Their Gaussian copula-based method turned out to be very accurate.
"Using our model, we find that 99.98 percent of Americans would be correctly re-identified in any dataset using 15 demographic attributes.
"Our results suggest that even heavily sampled anonymized datasets are unlikely to satisfy the modern standards for anonymisation set forth by GDPR and seriously challenge the technical and legal adequacy of the de-identification release-and-forget model," the researchers wrote in the Nature Communications scientific journal.

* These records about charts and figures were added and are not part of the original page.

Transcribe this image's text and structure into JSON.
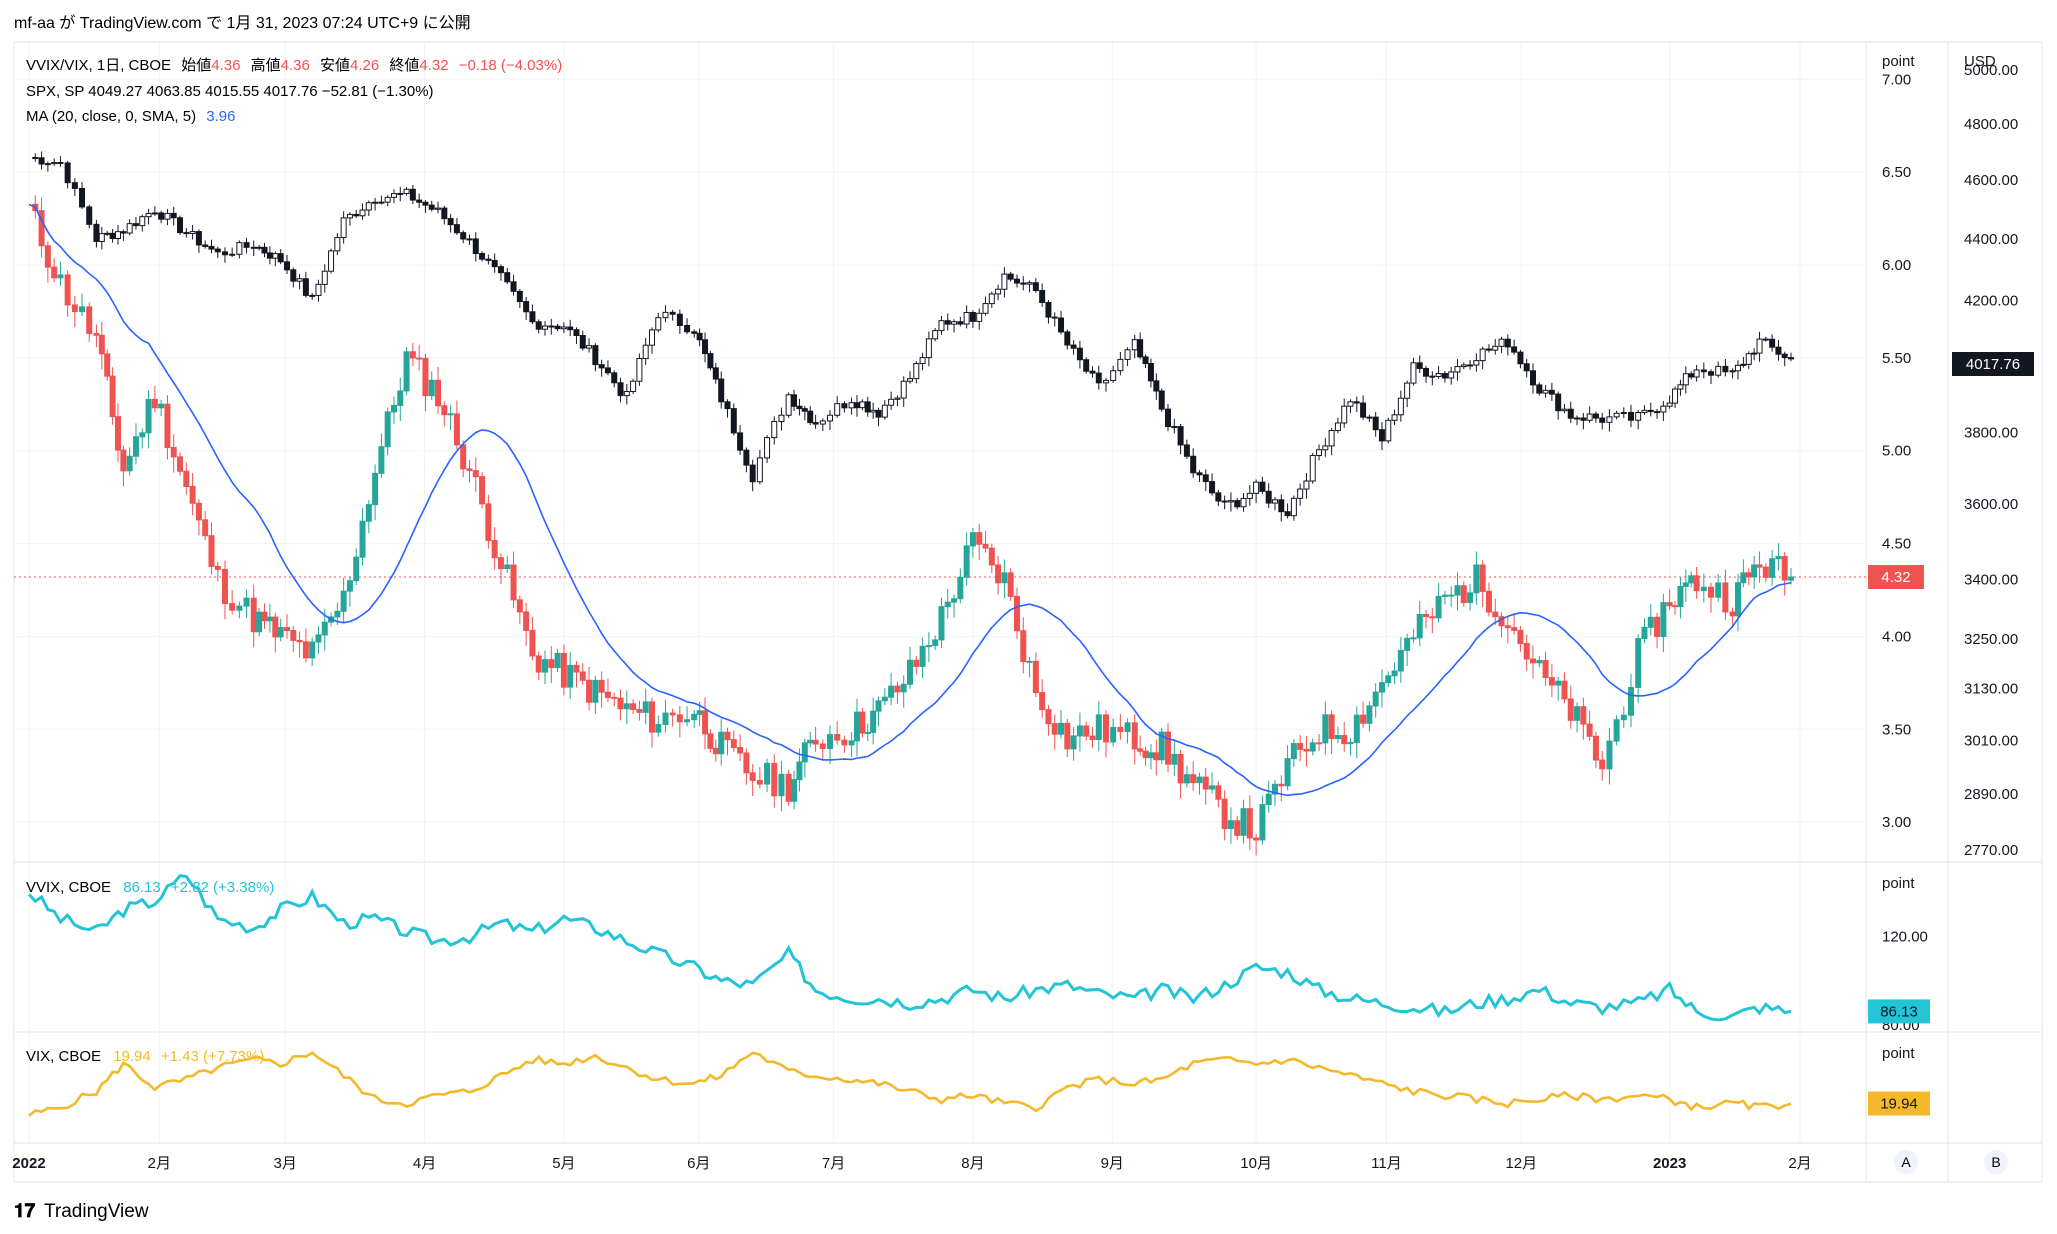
{
  "header": {
    "attribution": "mf-aa が TradingView.com で 1月 31, 2023 07:24 UTC+9 に公開"
  },
  "footer": {
    "brand": "TradingView"
  },
  "legend": {
    "ratio": {
      "prefix": "VVIX/VIX, 1日, CBOE",
      "open_label": "始値",
      "open": "4.36",
      "high_label": "高値",
      "high": "4.36",
      "low_label": "安値",
      "low": "4.26",
      "close_label": "終値",
      "close": "4.32",
      "change": "−0.18 (−4.03%)"
    },
    "spx": {
      "text": "SPX, SP  4049.27  4063.85  4015.55  4017.76  −52.81 (−1.30%)"
    },
    "ma": {
      "label": "MA (20, close, 0, SMA, 5)",
      "value": "3.96"
    },
    "vvix": {
      "label": "VVIX, CBOE",
      "value": "86.13",
      "change": "+2.82 (+3.38%)"
    },
    "vix": {
      "label": "VIX, CBOE",
      "value": "19.94",
      "change": "+1.43 (+7.73%)"
    }
  },
  "axes": {
    "left_unit": "point",
    "right_unit": "USD",
    "ratio_ticks": [
      "7.00",
      "6.50",
      "6.00",
      "5.50",
      "5.00",
      "4.50",
      "4.00",
      "3.50",
      "3.00"
    ],
    "usd_ticks": [
      "5000.00",
      "4800.00",
      "4600.00",
      "4400.00",
      "4200.00",
      "3800.00",
      "3600.00",
      "3400.00",
      "3250.00",
      "3130.00",
      "3010.00",
      "2890.00",
      "2770.00"
    ],
    "vvix_unit": "point",
    "vvix_ticks": [
      "120.00",
      "80.00"
    ],
    "vix_unit": "point",
    "months": [
      "2022",
      "2月",
      "3月",
      "4月",
      "5月",
      "6月",
      "7月",
      "8月",
      "9月",
      "10月",
      "11月",
      "12月",
      "2023",
      "2月"
    ],
    "buttons": [
      "A",
      "B"
    ]
  },
  "badges": {
    "spx_last": "4017.76",
    "ratio_last": "4.32",
    "vvix_last": "86.13",
    "vix_last": "19.94"
  },
  "colors": {
    "up": "#26a69a",
    "down": "#ef5350",
    "spx": "#131722",
    "ma": "#2962ff",
    "vvix": "#22c4d6",
    "vix": "#f5b82a",
    "price_line": "#ef5350"
  },
  "chart_data": [
    {
      "type": "candlestick",
      "name": "VVIX/VIX",
      "series_note": "approximate daily closes (weekly resolution, read from chart)",
      "x": [
        "2022-01-03",
        "2022-01-10",
        "2022-01-18",
        "2022-01-24",
        "2022-01-31",
        "2022-02-07",
        "2022-02-14",
        "2022-02-22",
        "2022-02-28",
        "2022-03-07",
        "2022-03-14",
        "2022-03-21",
        "2022-03-28",
        "2022-04-04",
        "2022-04-11",
        "2022-04-18",
        "2022-04-25",
        "2022-05-02",
        "2022-05-09",
        "2022-05-16",
        "2022-05-23",
        "2022-05-31",
        "2022-06-06",
        "2022-06-13",
        "2022-06-21",
        "2022-06-27",
        "2022-07-05",
        "2022-07-11",
        "2022-07-18",
        "2022-07-25",
        "2022-08-01",
        "2022-08-08",
        "2022-08-15",
        "2022-08-22",
        "2022-08-29",
        "2022-09-06",
        "2022-09-12",
        "2022-09-19",
        "2022-09-26",
        "2022-10-03",
        "2022-10-10",
        "2022-10-17",
        "2022-10-24",
        "2022-10-31",
        "2022-11-07",
        "2022-11-14",
        "2022-11-21",
        "2022-11-28",
        "2022-12-05",
        "2022-12-12",
        "2022-12-19",
        "2022-12-27",
        "2023-01-03",
        "2023-01-09",
        "2023-01-17",
        "2023-01-23",
        "2023-01-30"
      ],
      "values": [
        6.3,
        5.9,
        5.6,
        4.9,
        5.3,
        4.8,
        4.3,
        4.1,
        4.0,
        3.9,
        4.2,
        4.9,
        5.5,
        5.3,
        4.9,
        4.4,
        3.9,
        3.8,
        3.7,
        3.6,
        3.55,
        3.6,
        3.4,
        3.25,
        3.2,
        3.45,
        3.5,
        3.6,
        3.8,
        4.1,
        4.5,
        4.3,
        3.7,
        3.45,
        3.5,
        3.45,
        3.4,
        3.2,
        3.05,
        2.95,
        3.3,
        3.5,
        3.5,
        3.75,
        4.0,
        4.2,
        4.3,
        4.1,
        3.8,
        3.6,
        3.3,
        3.9,
        4.2,
        4.3,
        4.2,
        4.4,
        4.32
      ],
      "ma": {
        "period": 20,
        "last": 3.96
      },
      "ylim": [
        2.85,
        7.05
      ]
    },
    {
      "type": "candlestick",
      "name": "SPX",
      "x": [
        "2022-01-03",
        "2022-01-10",
        "2022-01-18",
        "2022-01-24",
        "2022-01-31",
        "2022-02-07",
        "2022-02-14",
        "2022-02-22",
        "2022-02-28",
        "2022-03-07",
        "2022-03-14",
        "2022-03-21",
        "2022-03-28",
        "2022-04-04",
        "2022-04-11",
        "2022-04-18",
        "2022-04-25",
        "2022-05-02",
        "2022-05-09",
        "2022-05-16",
        "2022-05-23",
        "2022-05-31",
        "2022-06-06",
        "2022-06-13",
        "2022-06-21",
        "2022-06-27",
        "2022-07-05",
        "2022-07-11",
        "2022-07-18",
        "2022-07-25",
        "2022-08-01",
        "2022-08-08",
        "2022-08-15",
        "2022-08-22",
        "2022-08-29",
        "2022-09-06",
        "2022-09-12",
        "2022-09-19",
        "2022-09-26",
        "2022-10-03",
        "2022-10-10",
        "2022-10-17",
        "2022-10-24",
        "2022-10-31",
        "2022-11-07",
        "2022-11-14",
        "2022-11-21",
        "2022-11-28",
        "2022-12-05",
        "2022-12-12",
        "2022-12-19",
        "2022-12-27",
        "2023-01-03",
        "2023-01-09",
        "2023-01-17",
        "2023-01-23",
        "2023-01-30"
      ],
      "values": [
        4680,
        4660,
        4400,
        4430,
        4500,
        4420,
        4350,
        4380,
        4330,
        4200,
        4460,
        4540,
        4550,
        4490,
        4390,
        4270,
        4130,
        4120,
        4020,
        3900,
        4160,
        4110,
        3900,
        3680,
        3910,
        3830,
        3900,
        3860,
        3960,
        4130,
        4150,
        4280,
        4230,
        4060,
        3930,
        4060,
        3870,
        3690,
        3590,
        3640,
        3580,
        3750,
        3900,
        3780,
        3990,
        3970,
        4030,
        4070,
        3930,
        3850,
        3840,
        3840,
        3900,
        3990,
        3970,
        4070,
        4017.76
      ],
      "last": 4017.76,
      "ylim": [
        2770,
        5000
      ],
      "scale": "log"
    },
    {
      "type": "line",
      "name": "VVIX",
      "x": [
        "2022-01-03",
        "2022-01-10",
        "2022-01-18",
        "2022-01-24",
        "2022-01-31",
        "2022-02-07",
        "2022-02-14",
        "2022-02-22",
        "2022-02-28",
        "2022-03-07",
        "2022-03-14",
        "2022-03-21",
        "2022-03-28",
        "2022-04-04",
        "2022-04-11",
        "2022-04-18",
        "2022-04-25",
        "2022-05-02",
        "2022-05-09",
        "2022-05-16",
        "2022-05-23",
        "2022-05-31",
        "2022-06-06",
        "2022-06-13",
        "2022-06-21",
        "2022-06-27",
        "2022-07-05",
        "2022-07-11",
        "2022-07-18",
        "2022-07-25",
        "2022-08-01",
        "2022-08-08",
        "2022-08-15",
        "2022-08-22",
        "2022-08-29",
        "2022-09-06",
        "2022-09-12",
        "2022-09-19",
        "2022-09-26",
        "2022-10-03",
        "2022-10-10",
        "2022-10-17",
        "2022-10-24",
        "2022-10-31",
        "2022-11-07",
        "2022-11-14",
        "2022-11-21",
        "2022-11-28",
        "2022-12-05",
        "2022-12-12",
        "2022-12-19",
        "2022-12-27",
        "2023-01-03",
        "2023-01-09",
        "2023-01-17",
        "2023-01-23",
        "2023-01-30"
      ],
      "values": [
        140,
        128,
        122,
        132,
        136,
        148,
        128,
        124,
        132,
        138,
        126,
        128,
        122,
        118,
        120,
        126,
        122,
        128,
        124,
        118,
        112,
        106,
        100,
        98,
        112,
        96,
        92,
        92,
        90,
        92,
        96,
        92,
        96,
        98,
        94,
        92,
        96,
        92,
        98,
        106,
        104,
        96,
        92,
        90,
        88,
        86,
        90,
        92,
        96,
        90,
        88,
        90,
        96,
        86,
        84,
        88,
        86.13
      ],
      "last": 86.13,
      "ylim": [
        80,
        150
      ]
    },
    {
      "type": "line",
      "name": "VIX",
      "x": [
        "2022-01-03",
        "2022-01-10",
        "2022-01-18",
        "2022-01-24",
        "2022-01-31",
        "2022-02-07",
        "2022-02-14",
        "2022-02-22",
        "2022-02-28",
        "2022-03-07",
        "2022-03-14",
        "2022-03-21",
        "2022-03-28",
        "2022-04-04",
        "2022-04-11",
        "2022-04-18",
        "2022-04-25",
        "2022-05-02",
        "2022-05-09",
        "2022-05-16",
        "2022-05-23",
        "2022-05-31",
        "2022-06-06",
        "2022-06-13",
        "2022-06-21",
        "2022-06-27",
        "2022-07-05",
        "2022-07-11",
        "2022-07-18",
        "2022-07-25",
        "2022-08-01",
        "2022-08-08",
        "2022-08-15",
        "2022-08-22",
        "2022-08-29",
        "2022-09-06",
        "2022-09-12",
        "2022-09-19",
        "2022-09-26",
        "2022-10-03",
        "2022-10-10",
        "2022-10-17",
        "2022-10-24",
        "2022-10-31",
        "2022-11-07",
        "2022-11-14",
        "2022-11-21",
        "2022-11-28",
        "2022-12-05",
        "2022-12-12",
        "2022-12-19",
        "2022-12-27",
        "2023-01-03",
        "2023-01-09",
        "2023-01-17",
        "2023-01-23",
        "2023-01-30"
      ],
      "values": [
        17,
        19,
        23,
        30,
        24,
        26,
        29,
        31,
        30,
        33,
        27,
        21,
        20,
        22,
        23,
        27,
        31,
        30,
        32,
        29,
        26,
        25,
        27,
        33,
        28,
        27,
        26,
        25,
        23,
        21,
        22,
        20,
        19,
        24,
        26,
        25,
        26,
        30,
        31,
        30,
        31,
        29,
        27,
        25,
        23,
        22,
        21,
        20,
        21,
        22,
        21,
        22,
        21,
        19,
        20,
        19,
        19.94
      ],
      "last": 19.94,
      "ylim": [
        12,
        36
      ]
    }
  ]
}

That it is possible to re-identify the people in anonymised data sets could lead to legal trouble for companies and organisations that use the information, for commercial purposes or for public good.
The general data protection regulation (GDPR) introduced by the European Union and the recent California consumer privacy act require that each and every person in data sets must be protected for the information to be considered anonymous, the researchers said.
Re-identifiable data sets could fall afoul of strict new privacy laws aimed at protecting individuals from having their sensitive, personal information being used against them.
Researchers have warned that the anynomisation of data sets traded to third parties or made public fall well short of what's required to protect people's privacy for several years.
In 2017, University of Melbourne (UoM) researchers Drs Chris Culnane, Benjamin Rubinstein and Vanessa Teague were able to easily re-identify patients in the Medicare and pharmaceutical benefits schemes in data sets released to the public in 2016.
Individuals can be matched to their records simply by using existing information such as their year of birth and medical procedures.
The UoM researchers were able to match patient records to seven prominent Australians that included three former or current members of parliament and an AFL footballer by using publicly available information online.